Maslow’s Hierarchy of Needs
On the anxology website we are looking at the routes to a better life. What is it we need to do to become happier? How can we affect change in our life so that the change is for the better?
It is true that two people in identical circumstances can have very different feelings about themselves. One can feel positive and happy, whilst the second is unhappy. Some individuals can achieve great wealth and be unsatisfied so turn their attention to world domination and conquest; others achieve a much smaller income, sufficient to meet their needs, and feel fulfilled. So there is no accounting for all people, though the majority of us will fall into the hierarchy of needs as described by Maslow.
Maslow studied people who were considered to be in the top 1% of achievers and attempted to understand how these individuals grew through their lives and how they became successful. His conclusions, though far from being universally agreed upon, form the basis for many ideas in the fields of sociology, education and business management. The main idea is known as Maslow’s Hierarchy of Needs.
Usually represented as a pyramid Maslow’s Hierarchy of Needs describes a number of levels which need to be fulfilled before a human can reach a self-actualised state. It is not that clear what self-actualisation is but to be at our most creative, our most content and to be performing to our full potential would to some extent describe what Maslow means. To climb the steps of the pyramid each need of the lower levels has to be satisfied.

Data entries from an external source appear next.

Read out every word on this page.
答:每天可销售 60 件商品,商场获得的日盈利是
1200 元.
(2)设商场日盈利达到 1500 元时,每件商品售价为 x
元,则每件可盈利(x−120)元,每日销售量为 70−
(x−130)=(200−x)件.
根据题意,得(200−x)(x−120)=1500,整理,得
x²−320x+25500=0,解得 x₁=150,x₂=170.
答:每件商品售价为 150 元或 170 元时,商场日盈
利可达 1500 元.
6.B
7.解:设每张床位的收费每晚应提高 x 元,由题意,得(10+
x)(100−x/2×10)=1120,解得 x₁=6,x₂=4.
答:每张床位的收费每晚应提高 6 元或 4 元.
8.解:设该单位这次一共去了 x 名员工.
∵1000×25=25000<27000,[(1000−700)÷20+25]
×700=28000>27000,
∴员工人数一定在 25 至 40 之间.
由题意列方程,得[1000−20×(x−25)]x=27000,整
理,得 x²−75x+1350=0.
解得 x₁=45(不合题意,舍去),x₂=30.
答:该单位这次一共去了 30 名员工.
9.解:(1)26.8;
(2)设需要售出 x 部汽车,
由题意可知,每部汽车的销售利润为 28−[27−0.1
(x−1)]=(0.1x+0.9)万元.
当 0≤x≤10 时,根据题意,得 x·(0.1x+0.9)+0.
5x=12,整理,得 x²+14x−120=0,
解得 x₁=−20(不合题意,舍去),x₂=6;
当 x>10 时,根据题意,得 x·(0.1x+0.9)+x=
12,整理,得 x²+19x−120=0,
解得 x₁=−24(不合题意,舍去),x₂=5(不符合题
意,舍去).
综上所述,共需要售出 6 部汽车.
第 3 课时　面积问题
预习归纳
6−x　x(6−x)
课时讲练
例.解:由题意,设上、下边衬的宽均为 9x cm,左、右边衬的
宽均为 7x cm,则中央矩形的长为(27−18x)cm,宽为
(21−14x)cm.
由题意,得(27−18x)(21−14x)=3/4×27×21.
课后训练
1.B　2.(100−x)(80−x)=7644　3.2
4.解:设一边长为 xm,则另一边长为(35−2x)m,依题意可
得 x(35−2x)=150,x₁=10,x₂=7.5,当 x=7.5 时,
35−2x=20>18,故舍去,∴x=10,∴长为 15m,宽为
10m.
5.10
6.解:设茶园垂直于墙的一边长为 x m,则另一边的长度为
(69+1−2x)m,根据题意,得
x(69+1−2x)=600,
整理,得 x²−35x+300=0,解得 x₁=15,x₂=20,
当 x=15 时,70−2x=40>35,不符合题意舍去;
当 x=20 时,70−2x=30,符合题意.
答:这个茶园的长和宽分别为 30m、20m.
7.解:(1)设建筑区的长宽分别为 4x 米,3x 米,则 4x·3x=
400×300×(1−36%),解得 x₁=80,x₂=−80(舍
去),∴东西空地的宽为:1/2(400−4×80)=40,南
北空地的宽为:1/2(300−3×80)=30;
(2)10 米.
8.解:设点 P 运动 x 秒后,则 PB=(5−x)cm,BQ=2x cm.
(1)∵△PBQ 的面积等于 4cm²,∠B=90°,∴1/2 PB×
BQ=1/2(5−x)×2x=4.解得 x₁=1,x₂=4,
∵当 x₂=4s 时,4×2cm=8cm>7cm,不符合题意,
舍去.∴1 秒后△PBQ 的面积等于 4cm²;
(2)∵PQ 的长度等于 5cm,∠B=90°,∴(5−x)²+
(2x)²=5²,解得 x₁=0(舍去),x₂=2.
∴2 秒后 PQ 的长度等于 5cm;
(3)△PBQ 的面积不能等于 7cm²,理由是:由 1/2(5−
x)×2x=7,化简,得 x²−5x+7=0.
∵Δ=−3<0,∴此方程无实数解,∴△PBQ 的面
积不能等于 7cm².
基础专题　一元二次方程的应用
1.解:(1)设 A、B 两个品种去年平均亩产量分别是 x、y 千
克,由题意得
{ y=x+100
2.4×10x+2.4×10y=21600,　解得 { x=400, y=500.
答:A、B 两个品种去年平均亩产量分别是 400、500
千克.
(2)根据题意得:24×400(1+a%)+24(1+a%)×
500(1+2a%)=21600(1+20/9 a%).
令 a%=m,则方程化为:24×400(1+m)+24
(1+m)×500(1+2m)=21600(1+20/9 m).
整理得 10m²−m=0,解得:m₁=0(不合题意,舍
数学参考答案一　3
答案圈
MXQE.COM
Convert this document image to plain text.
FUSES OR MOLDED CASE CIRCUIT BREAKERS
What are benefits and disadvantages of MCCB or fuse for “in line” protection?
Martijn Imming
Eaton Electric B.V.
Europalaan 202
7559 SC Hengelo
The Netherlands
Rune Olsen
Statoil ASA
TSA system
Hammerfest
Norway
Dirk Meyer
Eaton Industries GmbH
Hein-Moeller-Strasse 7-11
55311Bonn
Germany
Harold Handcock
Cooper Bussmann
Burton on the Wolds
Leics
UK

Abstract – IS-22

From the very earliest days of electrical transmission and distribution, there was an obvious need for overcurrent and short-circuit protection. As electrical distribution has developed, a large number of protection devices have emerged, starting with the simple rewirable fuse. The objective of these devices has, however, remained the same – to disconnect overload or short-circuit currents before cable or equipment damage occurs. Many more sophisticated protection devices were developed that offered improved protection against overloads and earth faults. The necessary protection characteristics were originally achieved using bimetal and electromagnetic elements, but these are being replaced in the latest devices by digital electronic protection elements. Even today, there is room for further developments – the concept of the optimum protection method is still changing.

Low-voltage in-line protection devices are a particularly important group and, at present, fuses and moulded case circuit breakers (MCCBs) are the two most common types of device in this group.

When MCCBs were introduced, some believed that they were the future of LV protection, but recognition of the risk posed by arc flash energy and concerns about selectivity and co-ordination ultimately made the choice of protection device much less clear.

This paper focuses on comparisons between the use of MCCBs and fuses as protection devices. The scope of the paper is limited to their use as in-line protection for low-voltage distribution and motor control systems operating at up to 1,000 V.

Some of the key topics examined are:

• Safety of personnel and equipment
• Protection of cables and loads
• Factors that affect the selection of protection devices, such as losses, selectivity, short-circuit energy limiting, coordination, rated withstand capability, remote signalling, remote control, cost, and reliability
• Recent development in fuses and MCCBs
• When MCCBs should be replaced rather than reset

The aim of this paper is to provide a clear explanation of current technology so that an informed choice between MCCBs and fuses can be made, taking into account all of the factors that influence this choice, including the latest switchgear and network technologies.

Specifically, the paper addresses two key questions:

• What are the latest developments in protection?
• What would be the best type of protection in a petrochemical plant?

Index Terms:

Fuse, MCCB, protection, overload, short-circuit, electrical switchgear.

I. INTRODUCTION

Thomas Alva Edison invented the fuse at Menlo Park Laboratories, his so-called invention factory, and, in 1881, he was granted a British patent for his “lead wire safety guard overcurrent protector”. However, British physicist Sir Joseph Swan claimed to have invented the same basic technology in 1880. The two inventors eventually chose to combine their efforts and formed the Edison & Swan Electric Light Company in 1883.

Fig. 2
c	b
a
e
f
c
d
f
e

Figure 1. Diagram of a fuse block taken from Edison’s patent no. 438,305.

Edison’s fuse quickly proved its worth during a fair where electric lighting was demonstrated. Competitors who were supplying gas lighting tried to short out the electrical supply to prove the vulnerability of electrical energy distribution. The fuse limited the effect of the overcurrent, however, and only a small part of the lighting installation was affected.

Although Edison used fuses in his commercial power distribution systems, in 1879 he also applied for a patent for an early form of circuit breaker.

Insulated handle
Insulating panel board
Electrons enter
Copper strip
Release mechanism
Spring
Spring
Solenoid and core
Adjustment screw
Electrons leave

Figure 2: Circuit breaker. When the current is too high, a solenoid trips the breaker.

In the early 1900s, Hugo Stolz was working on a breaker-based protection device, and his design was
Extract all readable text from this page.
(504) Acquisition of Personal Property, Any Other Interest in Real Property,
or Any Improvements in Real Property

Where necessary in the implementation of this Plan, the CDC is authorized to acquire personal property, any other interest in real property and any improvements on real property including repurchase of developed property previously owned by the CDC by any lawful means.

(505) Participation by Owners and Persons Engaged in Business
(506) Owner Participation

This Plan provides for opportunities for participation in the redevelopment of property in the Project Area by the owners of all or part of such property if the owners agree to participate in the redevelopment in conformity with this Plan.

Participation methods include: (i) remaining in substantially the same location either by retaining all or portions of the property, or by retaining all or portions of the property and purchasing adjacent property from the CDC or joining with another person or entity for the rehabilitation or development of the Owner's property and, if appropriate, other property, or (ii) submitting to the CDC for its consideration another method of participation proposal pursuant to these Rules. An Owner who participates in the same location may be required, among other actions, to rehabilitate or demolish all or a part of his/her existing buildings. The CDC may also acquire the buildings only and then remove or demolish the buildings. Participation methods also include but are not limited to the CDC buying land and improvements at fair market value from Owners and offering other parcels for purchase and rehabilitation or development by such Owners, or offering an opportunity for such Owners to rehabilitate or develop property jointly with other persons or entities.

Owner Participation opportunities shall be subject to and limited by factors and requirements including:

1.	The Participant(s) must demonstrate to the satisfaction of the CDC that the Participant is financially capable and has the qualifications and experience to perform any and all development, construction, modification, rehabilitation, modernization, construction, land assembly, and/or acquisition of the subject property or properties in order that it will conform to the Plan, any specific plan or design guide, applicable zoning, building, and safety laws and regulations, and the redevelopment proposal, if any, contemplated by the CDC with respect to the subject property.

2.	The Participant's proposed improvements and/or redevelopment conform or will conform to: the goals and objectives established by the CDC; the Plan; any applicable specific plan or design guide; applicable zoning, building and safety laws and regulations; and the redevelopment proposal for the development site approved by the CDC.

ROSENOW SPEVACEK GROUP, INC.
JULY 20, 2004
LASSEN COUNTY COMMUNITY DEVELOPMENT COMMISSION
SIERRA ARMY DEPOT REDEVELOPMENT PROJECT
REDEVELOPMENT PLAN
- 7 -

At the lowest level there are the physiological needs. Maslow thought them to be food, water, sex, sleep, breathing and excretion. Critics have claimed that sex should be higher up the pyramid. Monks and nuns for example practice celibacy so as to reach a higher spiritual level whilst some engage in abstinence as they believe abstinence will build up energy levels. Personally I am not sure why excretion is on there. If you are desperate to go then that is a definite block to high levels of creativity but it is only a temporary condition. It is not like being in constant need of food and water.
The second level concerns security or the need to feel safe: Physical security, financial security, good health and freedom from worrying about potential accidents or adverse conditions. In a struggling economy, for example, financial security can be met with a secure job. In a fast growing economy an individual will feel more secure and be willing to take more risks. At this level we see people planning for adversity by taking out insurance to protect against adverse circumstance. If you find yourself in a war-zone, in the midst of a natural disaster or in an abusive home environment then that will undermine your feelings of security at this level of the pyramid.
Level three of Maslow’s Hierarchy of Needs deals with the need for love and belonging. Our social needs are mostly taken care of within a family unit but can be found in any social group that helps to build a sense of belonging. Lack of belonging can manifest itself in social anxiety and depression. Aside from family groups a sense of belonging can be found in the workplace, in religious groups, through a sports team and for some, being part of a gang. The last example opens up the notion that sometimes, though the sense of belonging is fulfilled, the overbearing consequence of peer-pressure may actually prove to be more negative to the individuals life. We can then see that all groups, of whichever kind, can ultimately be a negative group to belong to.
Having a sense of belonging helps us to climb the pyramid to level four. The level at which we find self-esteem. We get self-esteem in two ways. The first is by feeling that we are respected by others. The second and more important way of achieving high self-esteem is through self-respect. Sometimes we have to ignore a lack of respect from others as such respect may be withheld or not given because of deficiencies in other people. This is why self-worth is more important: Our own self-confidence, inner-strength and knowledge of our own mastery of some ability being the ultimate arbiter of our own sense of self. We can get this feeling of high self-esteem through success in work or through a hobby or other activity.
Finally we have the top of the pyramid, which is self-actualisation. Here the individual is operating at their full potential. Maslow thought this is where a human decides what it is they wish to achieve and how they are going to achieve it. For some being a good parent or good member of society is their goal. For others it will be high wealth and power which they will strive for. But, to give yourself the best chance of being able to strive for your ultimate goals, you must first pass through and master each of the levels in Maslow’s Hierarchy of Needs.
We hope the content of this website goes someway to helping you reach your own personal self-actualisation.